How string accepting interface should look like?

Question

This is a follow up of this question. Suppose I write a C++ interface that accepts or returns a const string. I can use a const char* zero-terminated string:

void f(const char* str); // (1)

The other way would be to use an std::string:

void f(const string& str); // (2)

It's also possible to write an overload and accept both:

void f(const char* str); // (3)
void f(const string& str);

Or even a template in conjunction with boost string algorithms:

template<class Range> void f(const Range& str); // (4)

My thoughts are:

(1) is not C++ish and may be less efficient when subsequent operations may need to know the string length.
(2) is bad because now f("long very long C string"); invokes a construction of std::string which involves a heap allocation. If f uses that string just to pass it to some low-level interface that expects a C-string (like fopen) then it is just a waste of resources.
(3) causes code duplication. Although one f can call the other depending on what is the most efficient implementation. However we can't overload based on return type, like in case of std::exception::what() that returns a const char*.
(4) doesn't work with separate compilation and may cause even larger code bloat.
Choosing between (1) and (2) based on what's needed by the implementation is, well, leaking an implementation detail to the interface.
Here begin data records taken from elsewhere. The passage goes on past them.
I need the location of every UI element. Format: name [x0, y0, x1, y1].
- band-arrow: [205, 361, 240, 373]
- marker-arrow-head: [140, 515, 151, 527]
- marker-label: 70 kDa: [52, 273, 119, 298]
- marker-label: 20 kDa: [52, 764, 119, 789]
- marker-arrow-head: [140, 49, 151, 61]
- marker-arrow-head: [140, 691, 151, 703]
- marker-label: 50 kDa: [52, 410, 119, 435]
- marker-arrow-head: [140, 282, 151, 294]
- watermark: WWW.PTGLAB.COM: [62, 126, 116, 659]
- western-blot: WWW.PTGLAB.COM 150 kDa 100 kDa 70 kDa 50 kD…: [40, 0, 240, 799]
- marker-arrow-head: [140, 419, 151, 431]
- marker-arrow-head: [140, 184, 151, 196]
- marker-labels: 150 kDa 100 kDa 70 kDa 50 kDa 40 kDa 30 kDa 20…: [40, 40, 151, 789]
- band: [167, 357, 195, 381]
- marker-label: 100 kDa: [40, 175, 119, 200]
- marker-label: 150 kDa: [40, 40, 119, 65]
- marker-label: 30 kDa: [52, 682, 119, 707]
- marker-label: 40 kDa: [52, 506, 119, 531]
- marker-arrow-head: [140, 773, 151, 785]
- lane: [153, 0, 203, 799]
The question is: what is the preffered way? Is there any single guideline I can follow? What's your experience?

Edit: There is also a fifth option:

void f(boost::iterator_range<const char*> str); // (5)

which has the pros of (1) (doesn't need to construct a string object) and (2) (the size of the string is explicitly passed to the function).

in case (2) there will be no heap allocation. string will be constructed on stack — Industrial-antidepressant, Jan 09 '11 at 17:58
@nice: Right, std::string itself is allocated on the stack. But if your string is long enough or your implementation doesn't use a short-string optimization then std::string will allocate its storage on the heap. — Yakov Galka, Jan 09 '11 at 18:02
I think heap allocation will occur only when std::string copy contructor is called — Industrial-antidepressant, Jan 09 '11 at 18:07
@nice: then you're wrong. You're welcome to overload new and verify it yourself (don't forget to use a "looooong string"). — Yakov Galka, Jan 09 '11 at 18:11
You are right, I didn't know that. It will cause a heap allocation. — Industrial-antidepressant, Jan 09 '11 at 18:25
@Kos: it wont't solve any problem here. Even an immutable string must copy the data according to its semantics. — Yakov Galka, Jan 09 '11 at 18:37
"accepts" and "returns" should probably be considered separately (separate options, I mean, not necessarily separate question), since if you're *returning* a string then you have a question of memory management to deal with. Personally I don't care if a function accepts `const char*` and I have a `string` to pass it, since it's a trivial difference in the calling code. The other way round is trivial code, if not necessarily trivial performance. If it returns a `const char*`, though, then I have to worry about who frees it, whereas if it returns a `string` (object, not reference) I don't. — Steve Jessop, Jan 09 '11 at 18:38
@ybungalobill - I meant that if the committee would agree that std::string as immutable, then the consequences would allow to create it from a `const char*` in a light way - so (possibly) without any runtime overhead, depending on the actual implementation and some design decisions. Sad it isn't the case. — Kos, Jan 10 '11 at 17:25
@Kos: I perfectly understood what you meant. But you cannot: `immutable_string f() { char buf[128]; ... return buf; }` immutable_string must do a copy when initialized with a non-immutable_string. — Yakov Galka, Jan 10 '11 at 17:39

score 6 · Answer 1 · answered Jan 09 '11 at 17:45

6

If you are dealing with a pure C++ code base, then I would go with #2, and not worry about callers of the function that don't use it with a std::string until a problem arises. As always, don't worry too much about optimization unless there is a problem. Make your code clean, easy to read, and easy to extend.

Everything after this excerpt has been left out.